Немецкий доктор из старинного госпиталя близ монастыря, госпиталя, повидавшего многих могущественных людей мира, показал Лоту поднятый вверх большой палец и старательно проговорил давно отрепетированное «Во!».
Лот быстро восстановился физически, но душевная рана, которая была нанесена ему внезапной и загадочной смертью Тамары, не заживала долго. Он узнал об этом уже после ее похорон, когда его перевели из реанимации в палату и разрешили прочесть газеты.
Загадочная смерть, писали газеты, это же подтвердил ему и его личный врач. Как ни вскрывали — ничего не нашли.
Лука вошел к Тамаре вместе с мастерами, которые переносили новую мебель для кабинета Лота. Она хотела, чтобы он вернулся не к старым просиженным креслам, а порадовался новым — со светлой лайковой обивкой и тиснеными сценами из охотничьей жизни. Среди этих грузчиков был и Лука, который выдернул из нее душу двумя пальцами, прямо через нос, едва она подняла на него глаза и их взгляды встретились. Он убил Тамару из благодарности Рахиль, хотя они ни о чем так и не договорились на крымском пляже. Но она, показалось ему, намекнула — и он сделал, что ж, ему не жалко, если она так страдает уже много лет, она, полгода прятавшая его от преследования таких же, каким был он сам.

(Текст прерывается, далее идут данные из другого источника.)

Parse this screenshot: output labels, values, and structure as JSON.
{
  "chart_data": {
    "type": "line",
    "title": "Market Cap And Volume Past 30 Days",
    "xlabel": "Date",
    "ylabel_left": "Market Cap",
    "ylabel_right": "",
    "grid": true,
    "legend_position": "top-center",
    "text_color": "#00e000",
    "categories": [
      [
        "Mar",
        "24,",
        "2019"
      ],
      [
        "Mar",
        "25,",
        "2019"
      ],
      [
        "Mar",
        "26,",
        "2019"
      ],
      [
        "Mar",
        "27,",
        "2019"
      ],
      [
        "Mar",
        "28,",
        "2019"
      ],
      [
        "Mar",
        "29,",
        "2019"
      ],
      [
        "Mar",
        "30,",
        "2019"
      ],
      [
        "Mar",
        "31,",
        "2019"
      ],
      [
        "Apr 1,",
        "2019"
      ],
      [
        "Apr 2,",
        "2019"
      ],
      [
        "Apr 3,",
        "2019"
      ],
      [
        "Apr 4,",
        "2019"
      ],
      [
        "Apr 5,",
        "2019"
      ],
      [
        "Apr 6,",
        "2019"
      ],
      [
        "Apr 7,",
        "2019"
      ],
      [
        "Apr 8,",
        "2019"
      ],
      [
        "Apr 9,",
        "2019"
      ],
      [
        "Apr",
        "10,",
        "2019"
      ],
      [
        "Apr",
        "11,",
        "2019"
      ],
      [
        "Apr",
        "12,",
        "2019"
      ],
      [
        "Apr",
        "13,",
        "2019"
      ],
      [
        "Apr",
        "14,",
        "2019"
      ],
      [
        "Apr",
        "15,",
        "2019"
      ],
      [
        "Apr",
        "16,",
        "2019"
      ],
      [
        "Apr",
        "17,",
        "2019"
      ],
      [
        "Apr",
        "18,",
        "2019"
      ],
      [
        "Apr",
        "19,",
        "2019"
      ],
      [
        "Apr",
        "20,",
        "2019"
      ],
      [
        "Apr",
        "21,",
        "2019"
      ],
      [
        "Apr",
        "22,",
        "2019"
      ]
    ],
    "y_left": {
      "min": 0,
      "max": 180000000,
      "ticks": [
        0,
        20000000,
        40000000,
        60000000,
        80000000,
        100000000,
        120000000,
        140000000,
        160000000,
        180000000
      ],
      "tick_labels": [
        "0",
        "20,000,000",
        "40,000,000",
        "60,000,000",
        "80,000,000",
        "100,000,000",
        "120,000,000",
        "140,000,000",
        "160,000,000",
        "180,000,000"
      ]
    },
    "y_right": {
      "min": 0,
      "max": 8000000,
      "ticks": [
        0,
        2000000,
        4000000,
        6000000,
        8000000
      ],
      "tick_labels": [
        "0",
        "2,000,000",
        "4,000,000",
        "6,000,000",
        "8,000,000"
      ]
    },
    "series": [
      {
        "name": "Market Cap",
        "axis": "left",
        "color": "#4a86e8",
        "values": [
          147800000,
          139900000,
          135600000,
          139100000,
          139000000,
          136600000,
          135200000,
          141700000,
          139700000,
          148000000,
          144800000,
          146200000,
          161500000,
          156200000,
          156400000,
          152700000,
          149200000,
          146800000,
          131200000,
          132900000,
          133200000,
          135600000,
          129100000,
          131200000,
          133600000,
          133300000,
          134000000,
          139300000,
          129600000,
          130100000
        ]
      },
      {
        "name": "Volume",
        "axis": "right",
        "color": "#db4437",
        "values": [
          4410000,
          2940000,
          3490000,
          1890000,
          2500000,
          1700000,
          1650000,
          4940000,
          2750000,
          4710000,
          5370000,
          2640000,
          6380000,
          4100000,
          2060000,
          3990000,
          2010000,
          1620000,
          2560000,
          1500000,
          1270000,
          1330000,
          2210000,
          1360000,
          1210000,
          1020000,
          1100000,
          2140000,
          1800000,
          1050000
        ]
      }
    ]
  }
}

Смерть Тамары фактически унесла и жизнь Лота, несмотря на то что метастазов не было и он полностью оправился. Он не умер телом, но воля его и разум превратились в кашу. До конца своих дней он безвольно подписывал все бумаги, которые приносил ему Константин Лакшин, премьер-министр Пангеи. Народ любил Константина и поговаривал разные небылицы про Лота, мол, он чудит, проказничает — «пангейский болванчик», одно слово. Константин берег Лота как талисман — силу дает, много не весит и украшает грудь. Он и предположить не мог, что через много лет смерть Лота отнимет у него, цветущего фактического правителя империи, и власть, и лицо, и возможность говорить на родном языке.
Ничего о земном происхождении Луки не известно.

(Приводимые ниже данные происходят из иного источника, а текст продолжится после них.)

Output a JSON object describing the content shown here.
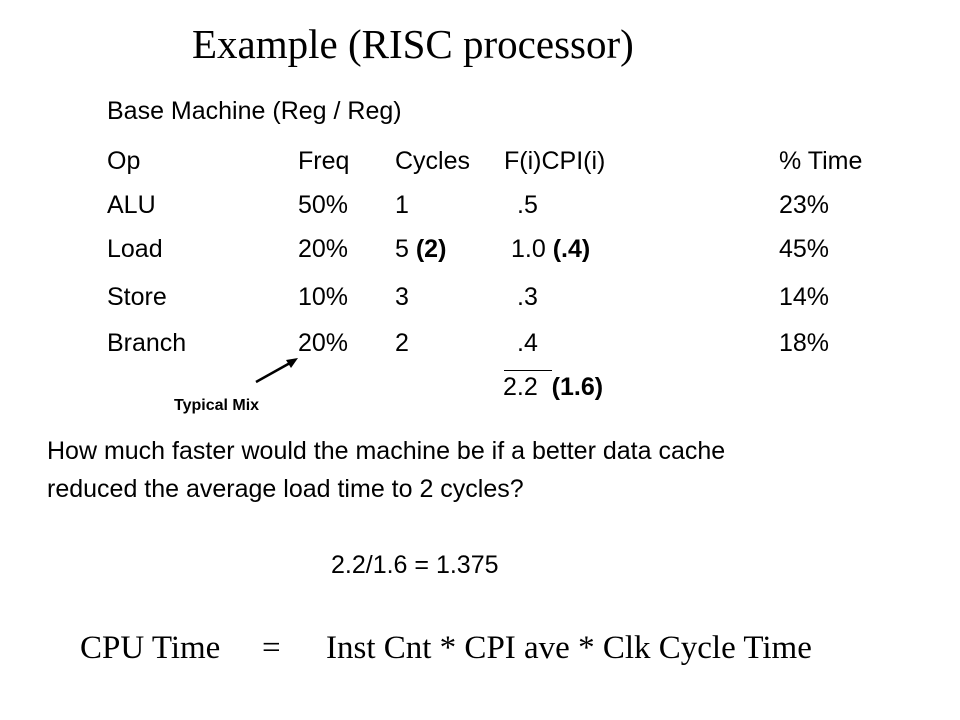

Константинов же прадед по отцу, Яков Анисимович Лакшин, был крестьянином из так называемых вольных хлебопашцев Порховского уезда Псковской губернии. Он еще молодым человеком перебрался в Петербург, где стал, как тогда именовалось, мастеровым. Но жену себе, Евфимию Петровну Афанасьеву, он привез из родной деревни. Она родила ему в 1869 году сына Федора (деда Константина), но всего через три года Яков Анисимович скончался. Тем не менее мать сумела устроить сына на казенный счет в Военно-фельдшерскую школу. На сохранившейся до сих пор у Константина фотографии его дед запечатлен в день окончания школы: элегантный молодой человек со светлой улыбкой, которая теперь так хорошо многим известна.
В 1901 году Федор Яковлевич женился на Марии Никаноровне Соломаткиной, приказчице в бельевом магазине. Она была дочерью мещанина города Ряжска Рязанской губернии, который в 1857 году откупил себе в жены крепостную крестьянку Анну Киселеву за 355 рублей ассигнациями, и она родила ему восемнадцать детей, причем все жили долго, а те из них, кто дожили до 1941 года, погибли во время ленинградской блокады.
Федор Яковлевич служил фельдшером в Главном артиллерийском управлении, располагавшемся в Инженерном замке, там же была и его квартира. Когда-то помещение было «дортуаром» Главного инженерного училища, и именно в нем квартировал в 1838–1843 годах Достоевский. Отец Константина родился в 1903 году в его комнате.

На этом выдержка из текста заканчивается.